The Devious Theatre Company in Kilkenny have been earning themselves some welcome and very favourable attention for a young company doing edgy work like Cannibal – The Musical and Trainspotting at the Watergate Theatre, so it is only natural that they would take on a rite-of-passage youth story written by a member, John Morton. Putting it on at Barnstorm’s The Barn Theatre kept it low-key and low cost too and it was able to look at aspects of life for young people in Kilkenny in an edgy way.

Billed as a tragic-comic series of stories from Kilkenny City, these slices of life, on mostly rainy nights, had a youth theatre feel to them like Alcoholism, Pregnancy, Testicular Cancer, Career Choices and Doomed Relationships. Big themes that might have been heavy with issues and resolutions, but they chose a mix of styles, of tell the story and laid it out in any entertaining romcom way. The first half was mostly couples and hetro-metro sexuality and a large dash of expletives that fuelled nervous laughter.
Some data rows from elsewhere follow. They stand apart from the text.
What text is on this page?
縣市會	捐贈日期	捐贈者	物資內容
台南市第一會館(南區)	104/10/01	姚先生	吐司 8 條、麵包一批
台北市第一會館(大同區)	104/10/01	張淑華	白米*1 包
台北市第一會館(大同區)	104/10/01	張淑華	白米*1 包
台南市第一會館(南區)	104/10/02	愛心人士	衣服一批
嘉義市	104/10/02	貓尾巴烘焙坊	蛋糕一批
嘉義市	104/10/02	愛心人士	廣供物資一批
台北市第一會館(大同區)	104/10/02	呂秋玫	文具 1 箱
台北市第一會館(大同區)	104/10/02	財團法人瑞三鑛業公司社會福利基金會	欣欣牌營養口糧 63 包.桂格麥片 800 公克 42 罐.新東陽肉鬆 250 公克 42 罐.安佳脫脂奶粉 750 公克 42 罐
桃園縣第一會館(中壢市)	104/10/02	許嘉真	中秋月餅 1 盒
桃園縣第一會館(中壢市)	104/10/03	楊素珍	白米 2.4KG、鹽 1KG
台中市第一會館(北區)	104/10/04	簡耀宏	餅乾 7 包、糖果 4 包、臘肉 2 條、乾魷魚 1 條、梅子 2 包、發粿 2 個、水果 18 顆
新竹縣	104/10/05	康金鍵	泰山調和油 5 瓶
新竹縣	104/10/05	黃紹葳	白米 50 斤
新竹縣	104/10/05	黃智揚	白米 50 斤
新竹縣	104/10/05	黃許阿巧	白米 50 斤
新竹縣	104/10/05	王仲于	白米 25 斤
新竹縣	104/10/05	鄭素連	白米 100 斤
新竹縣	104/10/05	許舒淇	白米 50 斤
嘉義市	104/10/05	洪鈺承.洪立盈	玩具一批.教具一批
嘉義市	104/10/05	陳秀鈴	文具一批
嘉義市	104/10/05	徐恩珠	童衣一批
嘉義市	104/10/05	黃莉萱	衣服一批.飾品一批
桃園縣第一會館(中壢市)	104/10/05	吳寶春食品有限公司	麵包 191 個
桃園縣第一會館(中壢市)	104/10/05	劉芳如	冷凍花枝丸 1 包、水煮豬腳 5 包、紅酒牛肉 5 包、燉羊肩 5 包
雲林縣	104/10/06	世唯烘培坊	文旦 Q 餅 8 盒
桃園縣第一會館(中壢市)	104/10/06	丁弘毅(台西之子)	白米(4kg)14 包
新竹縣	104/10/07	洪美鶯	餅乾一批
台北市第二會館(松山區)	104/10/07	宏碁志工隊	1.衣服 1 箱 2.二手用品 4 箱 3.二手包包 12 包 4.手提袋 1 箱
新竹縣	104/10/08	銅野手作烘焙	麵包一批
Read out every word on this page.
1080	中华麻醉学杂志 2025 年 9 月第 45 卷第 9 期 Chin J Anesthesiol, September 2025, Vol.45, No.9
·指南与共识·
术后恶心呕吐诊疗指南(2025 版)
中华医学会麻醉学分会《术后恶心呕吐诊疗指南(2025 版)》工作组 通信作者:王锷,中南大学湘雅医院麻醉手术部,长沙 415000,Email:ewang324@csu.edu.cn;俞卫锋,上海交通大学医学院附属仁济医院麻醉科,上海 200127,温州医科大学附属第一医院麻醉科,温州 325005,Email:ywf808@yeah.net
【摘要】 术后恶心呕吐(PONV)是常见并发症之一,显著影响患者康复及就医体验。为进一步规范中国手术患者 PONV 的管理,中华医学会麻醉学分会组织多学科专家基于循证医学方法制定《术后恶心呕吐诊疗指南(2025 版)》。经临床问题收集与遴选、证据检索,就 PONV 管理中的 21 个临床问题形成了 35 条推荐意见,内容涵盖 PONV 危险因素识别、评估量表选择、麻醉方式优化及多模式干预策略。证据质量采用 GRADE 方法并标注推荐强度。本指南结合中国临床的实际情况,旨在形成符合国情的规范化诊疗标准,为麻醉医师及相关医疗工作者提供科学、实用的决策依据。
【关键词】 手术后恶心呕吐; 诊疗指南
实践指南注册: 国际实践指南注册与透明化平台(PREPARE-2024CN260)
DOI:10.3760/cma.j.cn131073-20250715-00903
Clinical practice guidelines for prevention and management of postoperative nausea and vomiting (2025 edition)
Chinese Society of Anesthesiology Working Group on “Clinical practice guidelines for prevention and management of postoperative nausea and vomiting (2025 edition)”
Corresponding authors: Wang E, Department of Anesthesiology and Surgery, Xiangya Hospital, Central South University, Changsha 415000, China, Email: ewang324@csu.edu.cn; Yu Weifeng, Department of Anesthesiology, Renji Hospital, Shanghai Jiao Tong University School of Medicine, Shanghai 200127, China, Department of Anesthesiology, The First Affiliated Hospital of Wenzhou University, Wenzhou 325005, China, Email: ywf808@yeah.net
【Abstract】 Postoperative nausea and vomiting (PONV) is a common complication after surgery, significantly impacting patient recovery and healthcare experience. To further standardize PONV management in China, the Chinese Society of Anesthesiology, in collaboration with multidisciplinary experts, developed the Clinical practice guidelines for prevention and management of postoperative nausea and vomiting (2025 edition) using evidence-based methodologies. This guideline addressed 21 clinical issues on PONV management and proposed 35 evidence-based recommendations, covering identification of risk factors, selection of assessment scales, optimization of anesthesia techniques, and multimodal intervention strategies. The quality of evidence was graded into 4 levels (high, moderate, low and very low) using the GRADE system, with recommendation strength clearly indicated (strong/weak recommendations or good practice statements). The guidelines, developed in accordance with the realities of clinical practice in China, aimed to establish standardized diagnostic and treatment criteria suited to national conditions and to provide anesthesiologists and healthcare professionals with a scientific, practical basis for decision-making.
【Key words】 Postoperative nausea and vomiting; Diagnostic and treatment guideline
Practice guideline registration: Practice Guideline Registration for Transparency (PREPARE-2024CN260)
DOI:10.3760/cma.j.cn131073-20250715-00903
Characters stepped out of role to address the audience and there was a conscious homage to Conor McPherson, and his Seafarer, some cinema references and a Duelling Guitars sequence. The problems, so wittily explored in part one, were resolved cleverly, mostly in monologues in act two and John Morton showed his considerable writing skill in finding new wine from old bottles and with the help of a fine ensemble cast making scenes believable and just a little different.

So, you have a great night’s theatre, where you got involved in the lives of fresh characters, in maybe stereotypical situations but you were caught up in the rights-of-passage of characters, as well as the rite-of-passage of an exciting theatre company strutting their stuff and laying down a marker to be treated and funded as the next professional act in Kilkenny. Maybe they are the nucleus of a first professional company since Bickerstaffe.

John Morton is not only fine writer in a modern televisual style but he is a fine actor with his portrayal of a carpenter with his palms in bandages, who makes a wooden heart for his dream girl and saves the role from clichŽ. Colm Sheenan directed with flair and passion but too often set his characters in the same stage positions as if his audience was a camera in a studio.

Every member of the cast gave the audience a memorable moment and portrayed real people with some depth and honesty. I especially loved the work of Stephen Colfer as a pessimistic moaner, Maria Murray as an indecisive, spontaneous free spirit. Jack O’Leary looked like a character from Lost and he had a twinkle in his eye to die for. Ken McGuire does sleezeball charm like snakeoil and was indeed a right expletive deleted. Lynsey Moran made a boring character believable by playing it straight all the time. Suzanne O’Brien was exceptional as the goodtime party animal with a heart of tenderness.